Wien. Die gute Nachricht zuerst: Wer einen Tag älter wird, verbraucht „netto“ nur 18 Stunden Lebenszeit. Denn die Lebenserwartung wächst täglich um sechs Stunden. Nun der Wermutstropfen: Wer heute berufstätig ist und sich an einen bestimmten Lebensstandard gewöhnt hat, wird in der Pension Abstriche machen müssen.

Das kann man mildern, indem man sich etwas zur Seite legt oder eine Immobilie kauft. Es gibt auch einschlägige Produkte der betrieblichen Vorsorge (etwa die obligatorische Abfertigung neu, Pensionskassen oder betriebliche Kollektivversicherungen) sowie der privaten Vorsorge (etwa Zukunftsvorsorge oder Lebensversicherungen). Diese haben in den vergangenen Jahren nicht wirklich erfüllt, was man sich erwartet hatte.

Garantie hilft nicht bei Inflation

Daran schuld sind die turbulenten Finanzmärkte und die historisch niedrigen Zinsen. Ein Teil des Problems liegt aber in den Produkten selbst: Sie sind zu starr. Das wissen auch die Anbieter. Sie fanden sich dieser Tage bei einer Enquete im Parlament ein und trugen der Politik ihre Forderungen vor.

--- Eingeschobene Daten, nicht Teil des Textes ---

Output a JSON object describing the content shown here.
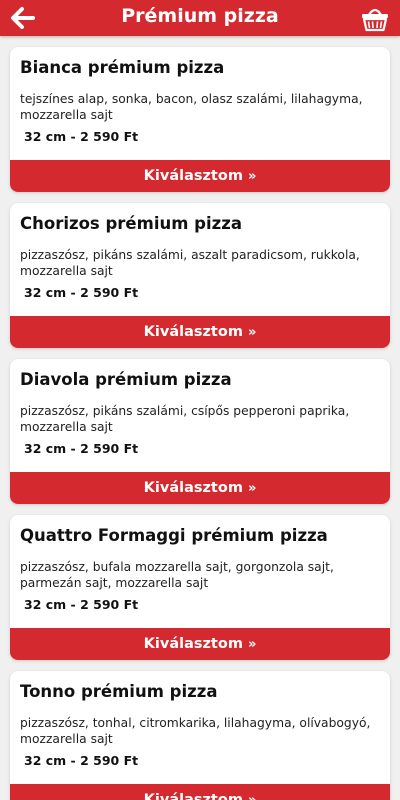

Da wäre einmal die staatlich geförderte Zukunftsvorsorge. Diese gibt es seit zehn Jahren. Viele Kunden, deren Verträge heuer ausgelaufen sind, mussten feststellen, dass außer Spesen wenig bis nichts gewesen ist. Die Produkte, die von Versicherungen und Kapitalanlagegesellschaften angeboten werden, sind mit einer Kapitalgarantie ausgestattet: Am Ende der Laufzeit soll man– nach Kosten– zumindest das einbezahlte Kapital plus die staatliche Prämie zurückerhalten. Häufig war es kaum mehr als das. Denn eine Kapitalgarantie schützt nicht nur, sie ist auch teuer. Kritiker meinen, dass eine Garantie bei jahrzehntelanger Laufzeit nicht nur unnötig sei, sondern auch nicht vor Realverlusten schütze.

Vereinfacht gesagt: Wer fürs Alter spart und nach 30 Jahren nicht mehr bekommt als das, was er einbezahlt hat, verliert real deutlich. Ohne teure Kapitalgarantie sei die Wahrscheinlichkeit einer passablen Rendite größer. „Wir wollen den Kunden auch eine Variante ohne Kapitalgarantie anbieten“, sagt Heinz Bednar, Präsident der Vereinigung österreichischer Investmentgesellschaften.

Auch wünschen sich die Anbieter, dass ein Teil der Zukunftsvorsorge in eine Pflegeversicherung fließen kann. „Der Kunde soll sich selbst aussuchen dürfen, wie er die Zukunftsvorsorge auf Alters- und Pflegeversicherung verteilt“, fordert Manfred Rapf, Vorsitzender der Sektion Lebensversicherung im Versicherungsverband VVO. Denn die private Pflegeversicherung ist bis dato kein Renner – obwohl das staatliche Pflegegeld selten auch nur annähernd ausreicht, um die tatsächlichen Kosten einer Hauspflege oder gar eines Pflegeheims abzudecken.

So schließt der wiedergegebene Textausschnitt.